Taking a shorter perspective, in 2005, compared with 1955, the average human being on Planet Earth earned nearly three times as much money (corrected for inflation), ate one-third more calories of food, buried one-third as many of her children and could expect to live one-third longer. She was less likely to die as a result of war, murder, childbirth, accidents, tornadoes, flooding, famine, whooping cough, tuberculosis, malaria, diphtheria, typhus, typhoid, measles, smallpox, scurvy or polio. She was less likely, at any given age, to get cancer, heart disease or stroke. She was more likely to be literate. She was more likely to own a telephone, a flush toilet, a refrigerator and a bicycle.

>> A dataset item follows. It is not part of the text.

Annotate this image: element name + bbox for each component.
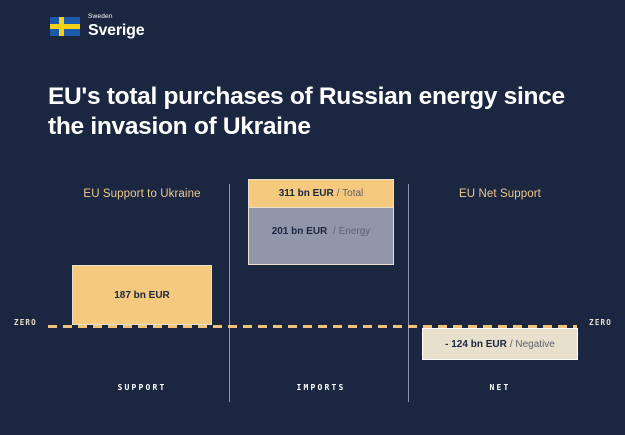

And all this has happened all over the world. The average Mexican today lives longer than the average Briton did in 1955. Infant mortality is lower today in Nepal than it wad in Italy in 1952. The proportion of Vietnamese living in less than $2 a day has dropped from 90 percent to 30 percent in twenty years. The rich have got richer, but the poor have done even better. The poor in the developing world grew their consumption twice as fast as the world as a whole between 1980 and 2000. The Chinese are ten times rich, one-third as fecund, and twenty-eight years longer-lived than they were fifty years ago. The United Nations estimates that poverty was reduced more in the last fifty years than in the previous five hundred.
Surely, there are things to worry about. New problems have emerged, new challenges have arisen, new diseases, new viruses and what not, but if we come back to our original question. i.e., is the world getting better? Yes, it is. So, while we work on the problems of today and tomorrow, we must not lose sight of the fact that collectively we are building a better future. Such a reminder would encourage many of us and those to follow.